Multiple VNets need a predictable, static public IP for all outbound traffic for whitelisting by external services.

→In a hub-spoke topology, route all outbound traffic (0.0.0.0/0) from spokes through an Azure Firewall or NAT Gateway in the hub VNet.

Why: Centralizing egress in the hub ensures all outbound traffic uses the hub firewall/NAT Gateway's public IPs, simplifying management and external whitelisting. NAT Gateway is simpler for pure SNAT, while Firewall adds security inspection.

Process highly sensitive data in a way that it is encrypted even while in use in memory, protecting it from the cloud operator.

→Use Azure Confidential Computing VMs (DCsv3/ECsv3-series) with Intel SGX or AMD SEV-SNP to run code in a hardware-based Trusted Execution Environment (TEE) or encrypted memory.

Why: Confidential Computing addresses the "data-in-use" pillar of security, which traditional encryption-at-rest and in-transit do not. It provides verifiable, hardware-level isolation.

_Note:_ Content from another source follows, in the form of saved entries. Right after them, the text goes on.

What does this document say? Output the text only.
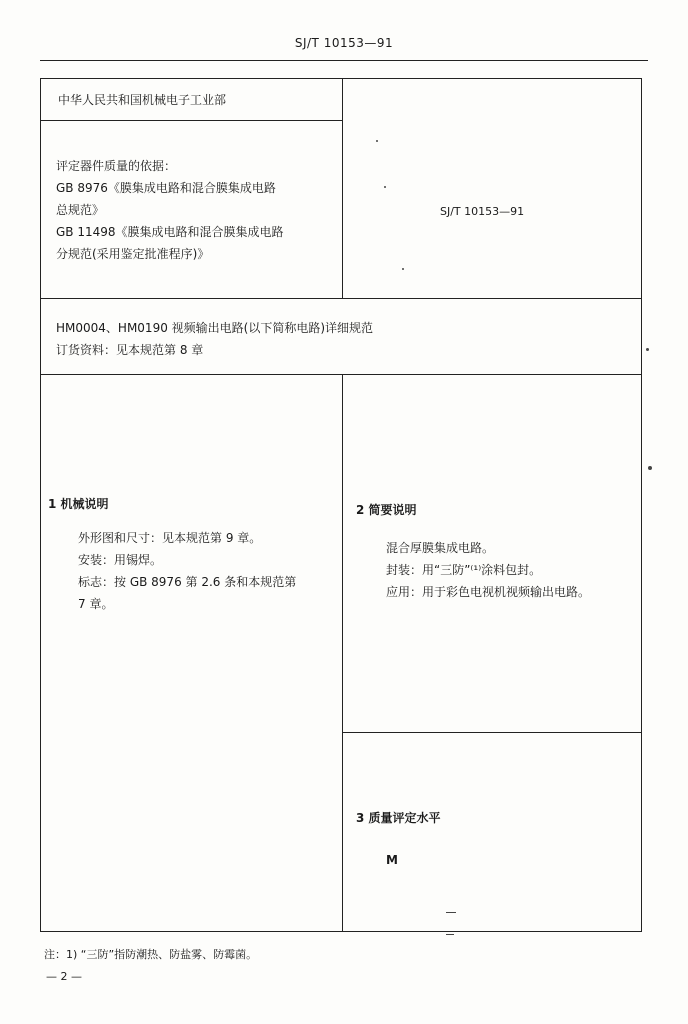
SJ/T 10153—91
中华人民共和国机械电子工业部
评定器件质量的依据：
GB 8976《膜集成电路和混合膜集成电路
总规范》
GB 11498《膜集成电路和混合膜集成电路
分规范(采用鉴定批准程序)》
SJ/T 10153—91
HM0004、HM0190 视频输出电路(以下简称电路)详细规范
订货资料：见本规范第 8 章
1 机械说明
外形图和尺寸：见本规范第 9 章。
安装：用锡焊。
标志：按 GB 8976 第 2.6 条和本规范第
7 章。
2 简要说明
混合厚膜集成电路。
封装：用“三防”⁽¹⁾涂料包封。
应用：用于彩色电视机视频输出电路。
3 质量评定水平
M
注：1) “三防”指防潮热、防盐雾、防霉菌。
— 2 —
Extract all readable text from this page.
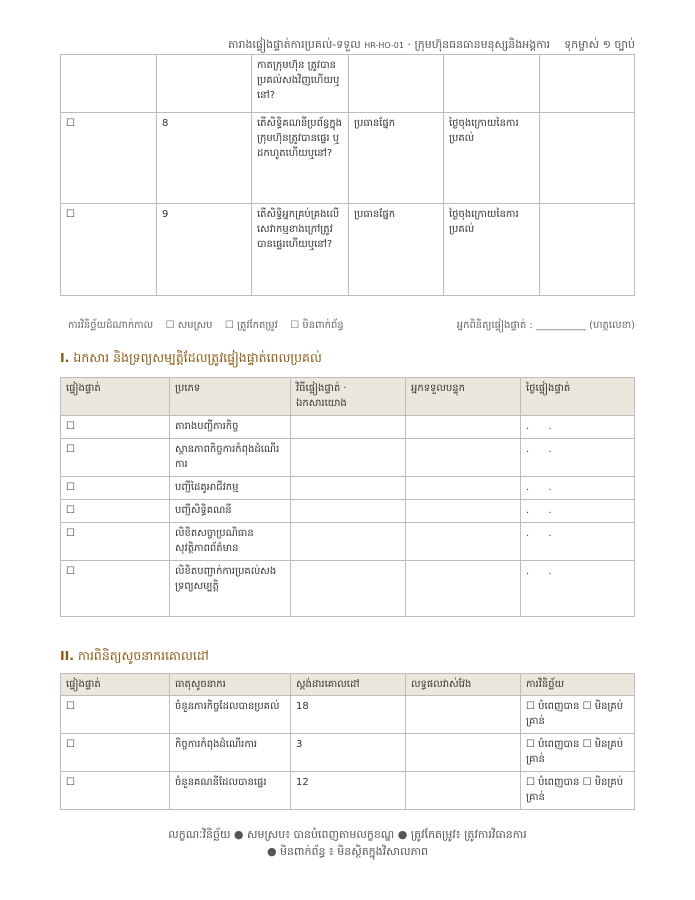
តារាងផ្ទៀងផ្ទាត់ការប្រគល់-ទទួល HR-HO-01 · ក្រុមហ៊ុនធនធានមនុស្សនិងអង្គការ ទុកម្ចាស់ ១ ច្បាប់
		កាតក្រុមហ៊ុន ត្រូវបានប្រគល់សងវិញហើយឬនៅ?			
☐	8	តើសិទ្ធិគណនីប្រព័ន្ធក្នុងក្រុមហ៊ុនត្រូវបានផ្ទេរ ឬដកហូតហើយឬនៅ?	ប្រធានផ្នែក	ថ្ងៃចុងក្រោយនៃការប្រគល់	
☐	9	តើសិទ្ធិអ្នកគ្រប់គ្រងលើសេវាកម្មខាងក្រៅត្រូវបានផ្ទេរហើយឬនៅ?	ប្រធានផ្នែក	ថ្ងៃចុងក្រោយនៃការប្រគល់	
ការវិនិច្ឆ័យដំណាក់កាល ☐ សមស្រប ☐ ត្រូវកែតម្រូវ ☐ មិនពាក់ព័ន្ធ	អ្នកពិនិត្យផ្ទៀងផ្ទាត់ : __________ (ហត្ថលេខា)
I. ឯកសារ និងទ្រព្យសម្បត្តិដែលត្រូវផ្ទៀងផ្ទាត់ពេលប្រគល់
ផ្ទៀងផ្ទាត់	ប្រភេទ	វិធីផ្ទៀងផ្ទាត់ · ឯកសារយោង	អ្នកទទួលបន្ទុក	ថ្ងៃផ្ទៀងផ្ទាត់
☐	តារាងបញ្ជីភារកិច្ច			. .
☐	ស្ថានភាពកិច្ចការកំពុងដំណើរការ			. .
☐	បញ្ជីដៃគូអាជីវកម្ម			. .
☐	បញ្ជីសិទ្ធិគណនី			. .
☐	លិខិតសច្ចាប្រណិធានសុវត្ថិភាពព័ត៌មាន			. .
☐	លិខិតបញ្ជាក់ការប្រគល់សងទ្រព្យសម្បត្តិ			. .
II. ការពិនិត្យសូចនាករគោលដៅ
ផ្ទៀងផ្ទាត់	ធាតុសូចនាករ	ស្តង់ដារគោលដៅ	លទ្ធផលវាស់វែង	ការវិនិច្ឆ័យ
☐	ចំនួនភារកិច្ចដែលបានប្រគល់	18		☐ បំពេញបាន ☐ មិនគ្រប់គ្រាន់
☐	កិច្ចការកំពុងដំណើរការ	3		☐ បំពេញបាន ☐ មិនគ្រប់គ្រាន់
☐	ចំនួនគណនីដែលបានផ្ទេរ	12		☐ បំពេញបាន ☐ មិនគ្រប់គ្រាន់
លក្ខណៈវិនិច្ឆ័យ ● សមស្រប៖ បានបំពេញតាមលក្ខខណ្ឌ ● ត្រូវកែតម្រូវ៖ ត្រូវការវិធានការ
● មិនពាក់ព័ន្ធ ៖ មិនស្ថិតក្នុងវិសាលភាព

A SaaS provider needs to expose their service, running in their VNet, to a customer in the customer's VNet, entirely over the Azure private network.

→The provider creates an Azure Private Link Service on their Standard Load Balancer. The customer creates a Private Endpoint in their VNet that connects to the service.

Why: Private Link is the definitive pattern for secure, private, cross-tenant service exposure. It avoids public internet exposure, IP overlap issues, and complex VNet peering configurations.